I was reading through the learnPrologNow manual and then I began making the exercises on chapter 3, the answers my compiler gave were not what I expected (and I think not what was supposed to come out). So I tested it out with the examples the book gave me:
the knowledge base:

child(anne,bridget).
child(bridget,caroline).
child(caroline,donna).
child(donna,emily). 
descend(X,Y)  :-  child(X,Y).
descend(X,Y)  :-  child(X,Z), descend(Z,Y).

So I asked the compiler:

12 ?- descend(bridget,caroline).
true ;
false.

13 ?- descend(caroline,bridget).
false.

Where does the second false (of 12) come from? This also occured in excersise 3.2 (whom I took from a GitHub page to check the correct one) with the knowledge base:

greater_than(succ(X),0).
greater_than(succ(X),succ(Y)) :-
          greater_than(X,Y).

with the answers:

14 ?- [ex32].
Warning: c:/users/user/documents/prolog/ex32.pl:1:
        Singleton variables: [X]
true.

15 ?- greater_than(3,2).
false.

16 ?- greater_than(2,3).
false.

I am using SWI-Prolog 7.2.3 64-bit version.
Any suggestions what might be wrong?

Answer 1

The other answer explains your first problem. The second problem is different. You are supposed to use natural numbers in successor notation, so instead of 0, 1, 2, 3, ..., you need to use 0, succ(0), succ(succ(0)), succ(succ(succ(0))), ....

This is one of the more famous early Prolog examples, and you can find many questions about it here on Stack Overflow, and many examples of it elsewhere online. My personal opinion is that doing arithmetic in successor notation is just insane, but if you are interested, try to search for "peano arithmetic", or maybe "successor arithmetic", like this.

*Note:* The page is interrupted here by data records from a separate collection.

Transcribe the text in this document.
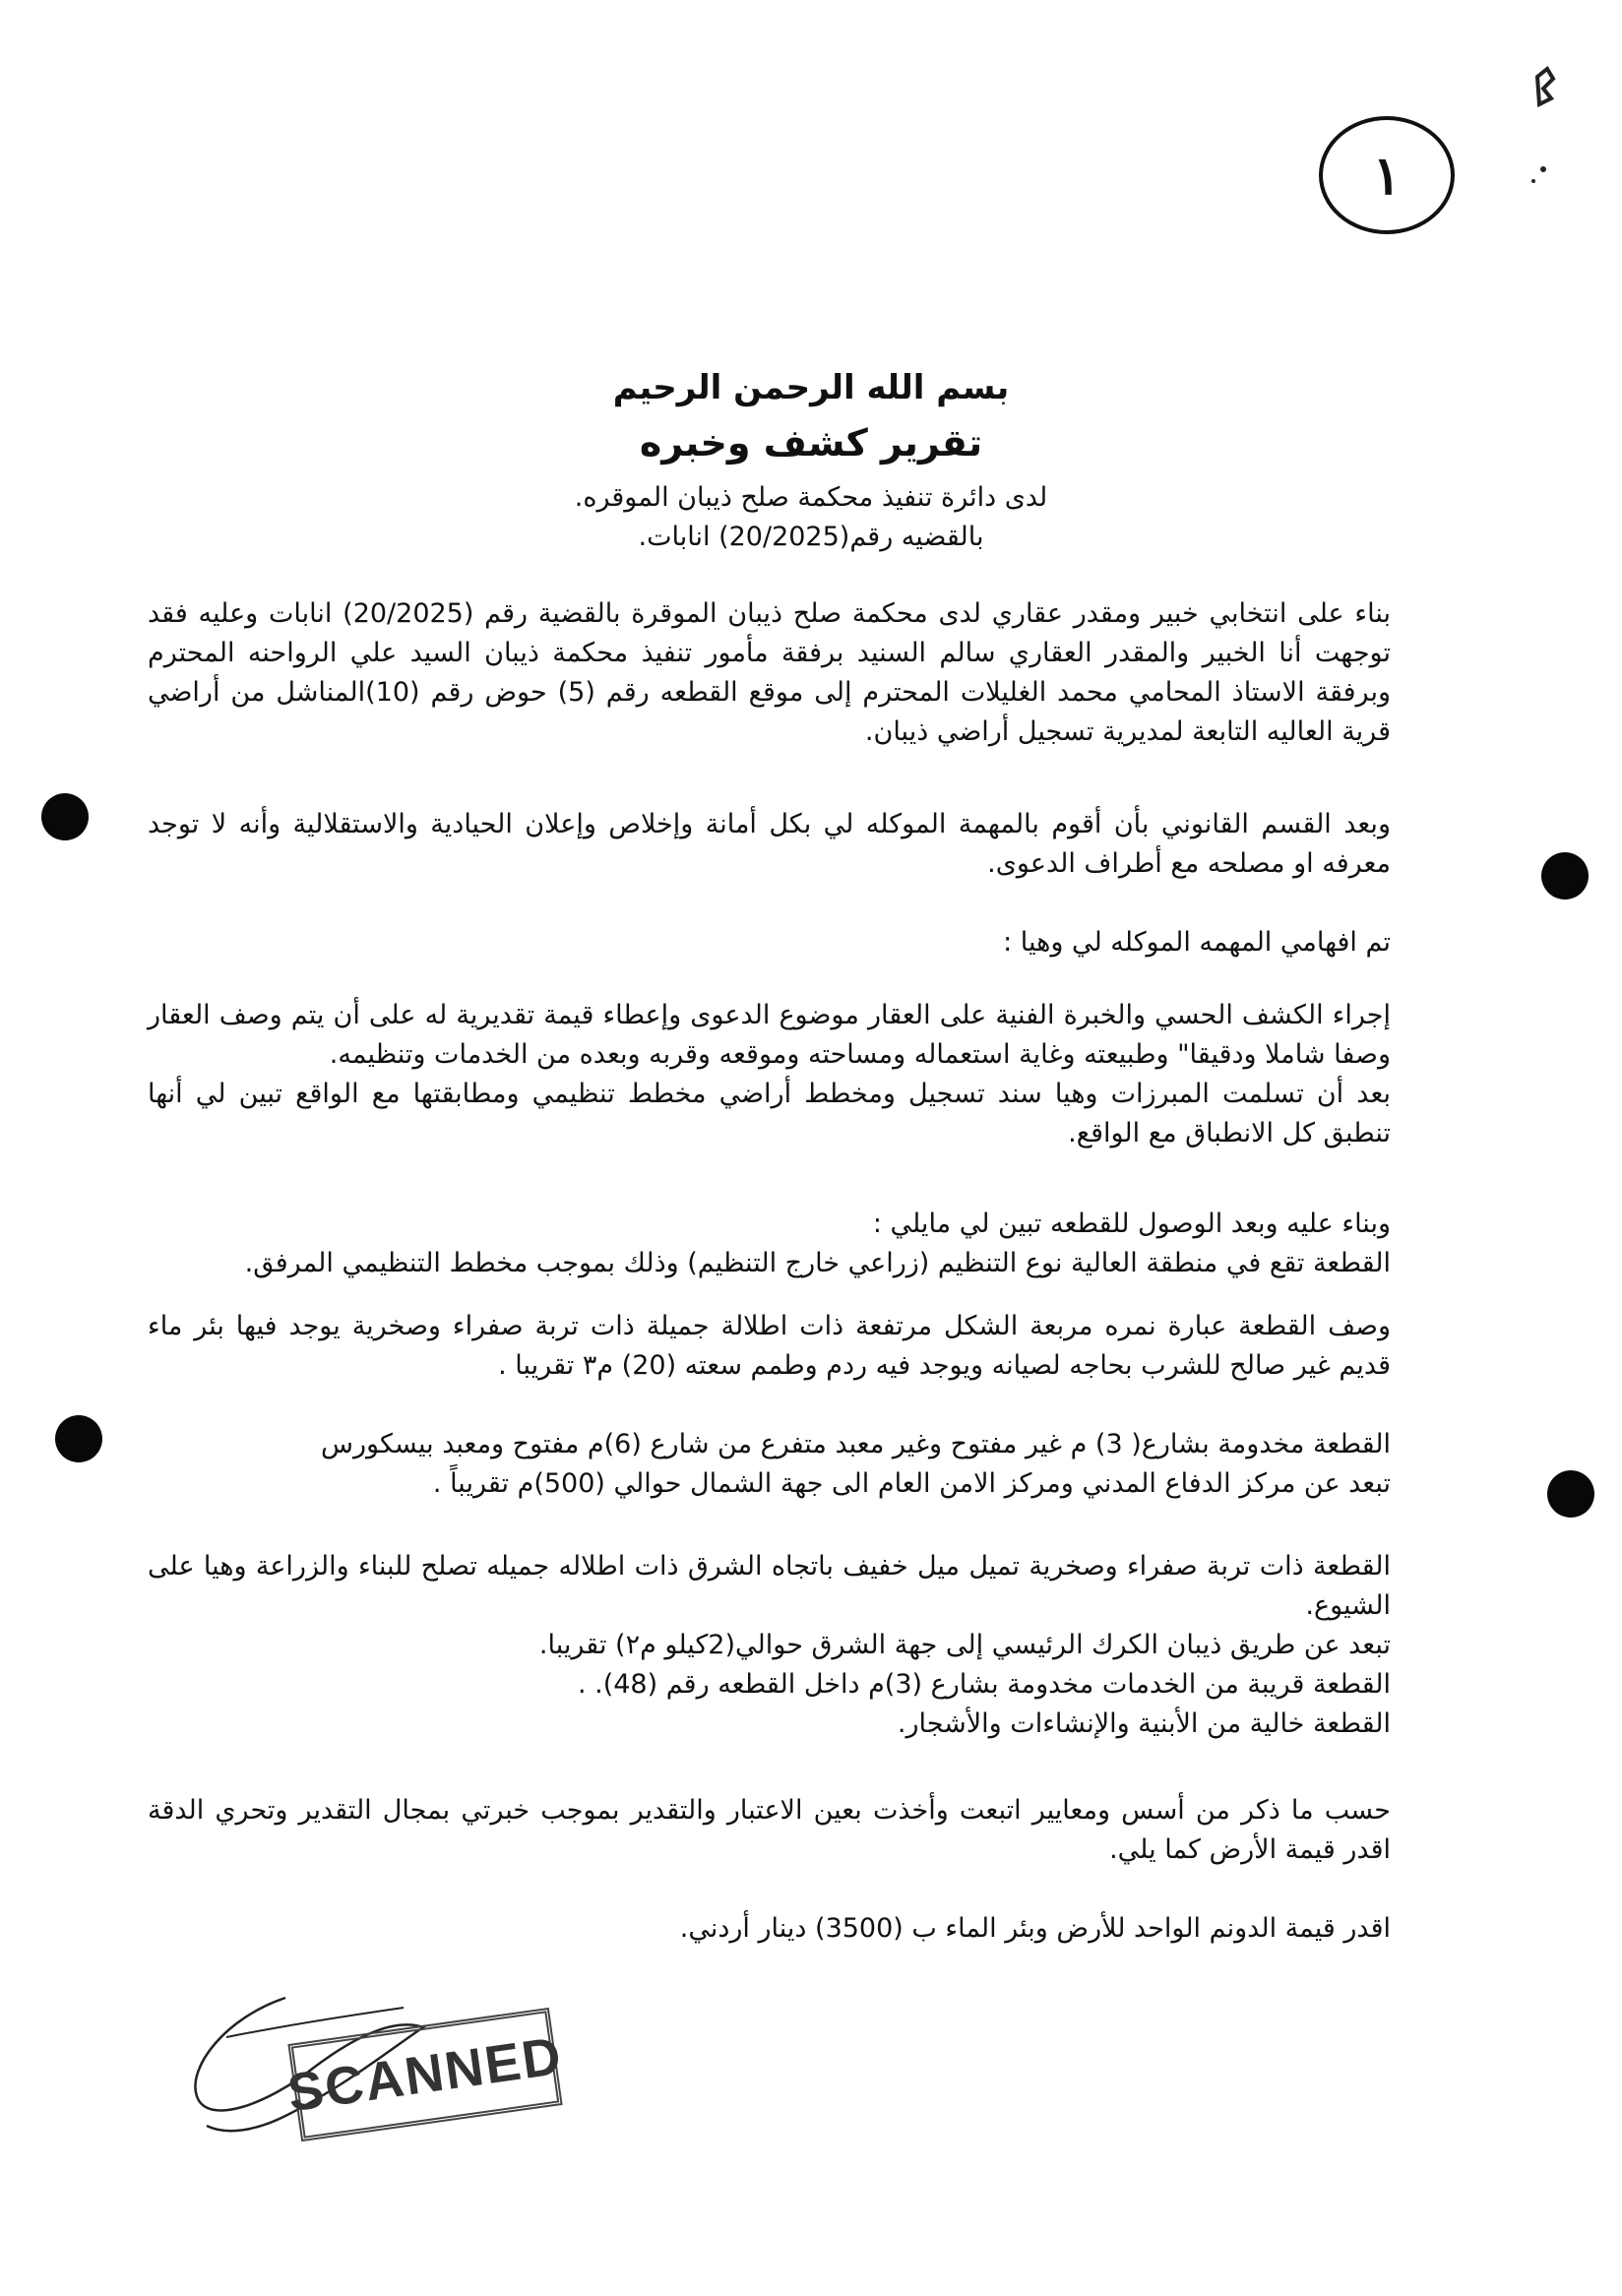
١
بسم الله الرحمن الرحيم
تقرير كشف وخبره
لدى دائرة تنفيذ محكمة صلح ذيبان الموقره.
بالقضيه رقم(20/2025) انابات.

بناء على انتخابي خبير ومقدر عقاري لدى محكمة صلح ذيبان الموقرة بالقضية رقم (20/2025) انابات وعليه فقد توجهت أنا الخبير والمقدر العقاري سالم السنيد برفقة مأمور تنفيذ محكمة ذيبان السيد علي الرواحنه المحترم وبرفقة الاستاذ المحامي محمد الغليلات المحترم إلى موقع القطعه رقم (5) حوض رقم (10)المناشل من أراضي قرية العاليه التابعة لمديرية تسجيل أراضي ذيبان.

وبعد القسم القانوني بأن أقوم بالمهمة الموكله لي بكل أمانة وإخلاص وإعلان الحيادية والاستقلالية وأنه لا توجد معرفه او مصلحه مع أطراف الدعوى.

تم افهامي المهمه الموكله لي وهيا :

إجراء الكشف الحسي والخبرة الفنية على العقار موضوع الدعوى وإعطاء قيمة تقديرية له على أن يتم وصف العقار وصفا شاملا ودقيقا" وطبيعته وغاية استعماله ومساحته وموقعه وقربه وبعده من الخدمات وتنظيمه.

بعد أن تسلمت المبرزات وهيا سند تسجيل ومخطط أراضي مخطط تنظيمي ومطابقتها مع الواقع تبين لي أنها تنطبق كل الانطباق مع الواقع.

وبناء عليه وبعد الوصول للقطعه تبين لي مايلي :

القطعة تقع في منطقة العالية نوع التنظيم (زراعي خارج التنظيم) وذلك بموجب مخطط التنظيمي المرفق.

وصف القطعة عبارة نمره مربعة الشكل مرتفعة ذات اطلالة جميلة ذات تربة صفراء وصخرية يوجد فيها بئر ماء قديم غير صالح للشرب بحاجه لصيانه ويوجد فيه ردم وطمم سعته (20) م٣ تقريبا .

القطعة مخدومة بشارع( 3) م غير مفتوح وغير معبد متفرع من شارع (6)م مفتوح ومعبد بيسكورس

تبعد عن مركز الدفاع المدني ومركز الامن العام الى جهة الشمال حوالي (500)م تقريباً .

القطعة ذات تربة صفراء وصخرية تميل ميل خفيف باتجاه الشرق ذات اطلاله جميله تصلح للبناء والزراعة وهيا على الشيوع.

تبعد عن طريق ذيبان الكرك الرئيسي إلى جهة الشرق حوالي(2كيلو م٢) تقريبا.

القطعة قريبة من الخدمات مخدومة بشارع (3)م داخل القطعه رقم (48). .

القطعة خالية من الأبنية والإنشاءات والأشجار.

حسب ما ذكر من أسس ومعايير اتبعت وأخذت بعين الاعتبار والتقدير بموجب خبرتي بمجال التقدير وتحري الدقة اقدر قيمة الأرض كما يلي.

اقدر قيمة الدونم الواحد للأرض وبئر الماء ب (3500) دينار أردني.

SCANNED
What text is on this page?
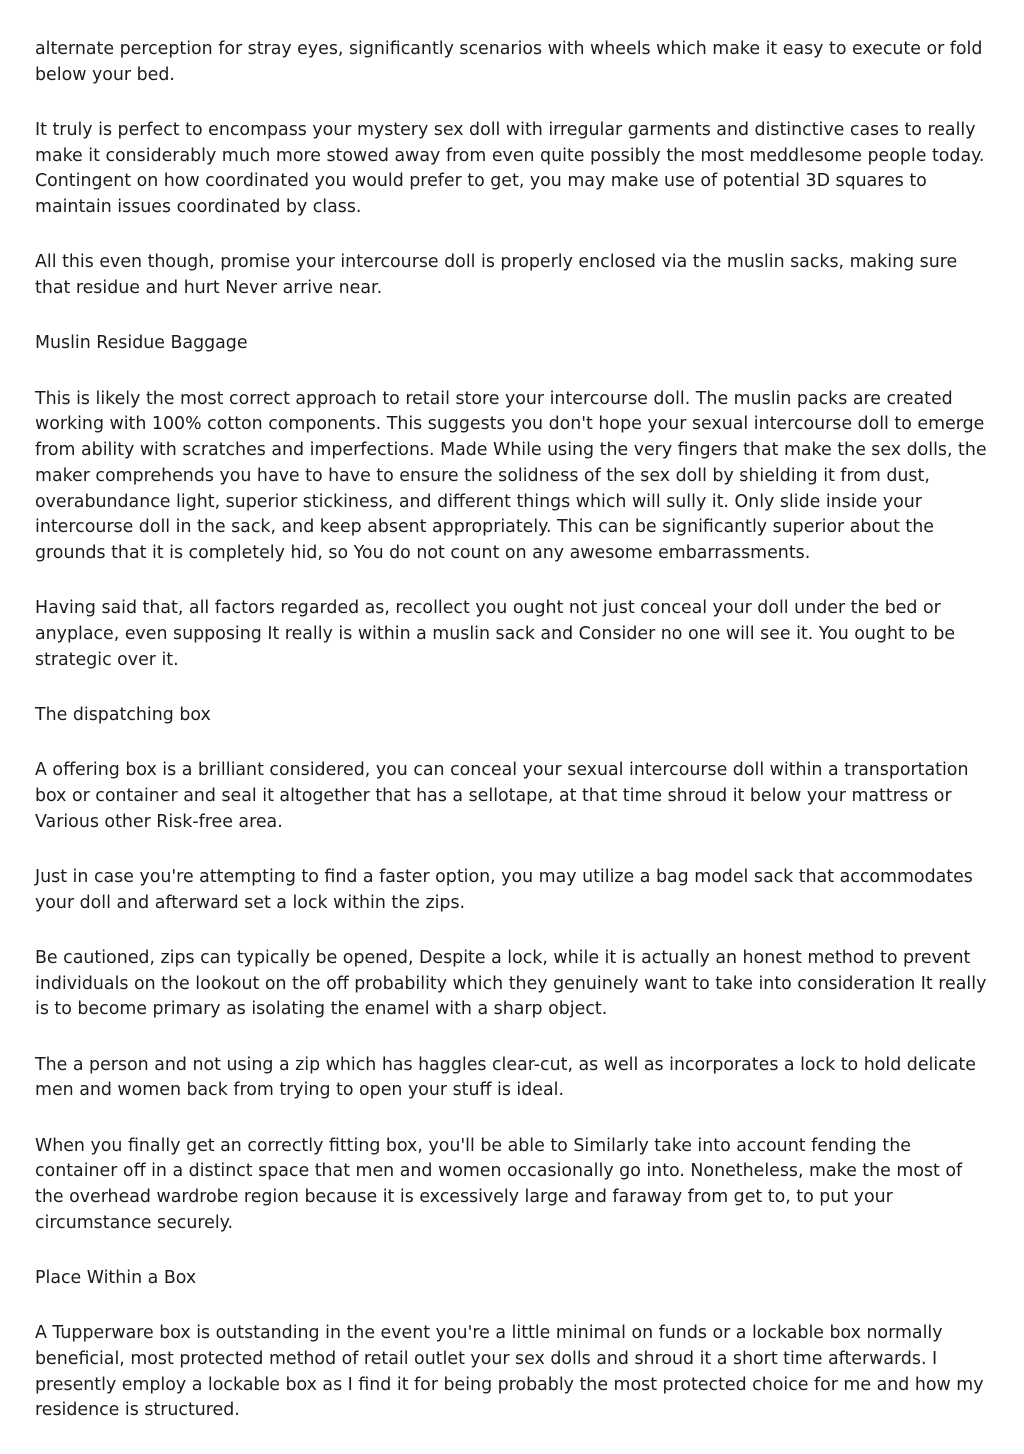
alternate perception for stray eyes, significantly scenarios with wheels which make it easy to execute or fold below your bed.

It truly is perfect to encompass your mystery sex doll with irregular garments and distinctive cases to really make it considerably much more stowed away from even quite possibly the most meddlesome people today. Contingent on how coordinated you would prefer to get, you may make use of potential 3D squares to maintain issues coordinated by class.

All this even though, promise your intercourse doll is properly enclosed via the muslin sacks, making sure that residue and hurt Never arrive near.

Muslin Residue Baggage

This is likely the most correct approach to retail store your intercourse doll. The muslin packs are created working with 100% cotton components. This suggests you don't hope your sexual intercourse doll to emerge from ability with scratches and imperfections. Made While using the very fingers that make the sex dolls, the maker comprehends you have to have to ensure the solidness of the sex doll by shielding it from dust, overabundance light, superior stickiness, and different things which will sully it. Only slide inside your intercourse doll in the sack, and keep absent appropriately. This can be significantly superior about the grounds that it is completely hid, so You do not count on any awesome embarrassments.

Having said that, all factors regarded as, recollect you ought not just conceal your doll under the bed or anyplace, even supposing It really is within a muslin sack and Consider no one will see it. You ought to be strategic over it.

The dispatching box

A offering box is a brilliant considered, you can conceal your sexual intercourse doll within a transportation box or container and seal it altogether that has a sellotape, at that time shroud it below your mattress or Various other Risk-free area.

Just in case you're attempting to find a faster option, you may utilize a bag model sack that accommodates your doll and afterward set a lock within the zips.

Be cautioned, zips can typically be opened, Despite a lock, while it is actually an honest method to prevent individuals on the lookout on the off probability which they genuinely want to take into consideration It really is to become primary as isolating the enamel with a sharp object.

The a person and not using a zip which has haggles clear-cut, as well as incorporates a lock to hold delicate men and women back from trying to open your stuff is ideal.

When you finally get an correctly fitting box, you'll be able to Similarly take into account fending the container off in a distinct space that men and women occasionally go into. Nonetheless, make the most of the overhead wardrobe region because it is excessively large and faraway from get to, to put your circumstance securely.

Place Within a Box

A Tupperware box is outstanding in the event you're a little minimal on funds or a lockable box normally beneficial, most protected method of retail outlet your sex dolls and shroud it a short time afterwards. I presently employ a lockable box as I find it for being probably the most protected choice for me and how my residence is structured.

If you want arithmetic comparisons, use the arithmetic predicates. With those, you can compare numbers and arithmetic expressions:

?- 2 > 3.
false.

?- 3 < 4.
true.

?- 1+2+3 =< 6.
true.

For comparing arbitrary terms, you can use the predicates that compare on standard order of terms. Note that you will get different answers for some cases:

?- 1+2 > 99999.
false.

?- 1+2 @> 99999.
true.

The documentation explains why. By the way, it also explains why natural numbers in successor notation compare correctly if you use standard order of terms:

?- s(s(0)) @> s(0).
true.

?- s(s(0)) @< s(0).
false.

Answer 2

The second false result comes from SWI Prolog trying to continue deducing information.

After the first true, you hit the spacebar, then SWI Prolog starts backtracking to see what else it can deduce. It can't establish a new derivation of descend(bridget,caroline), so this time the result is false, and backtracking ends.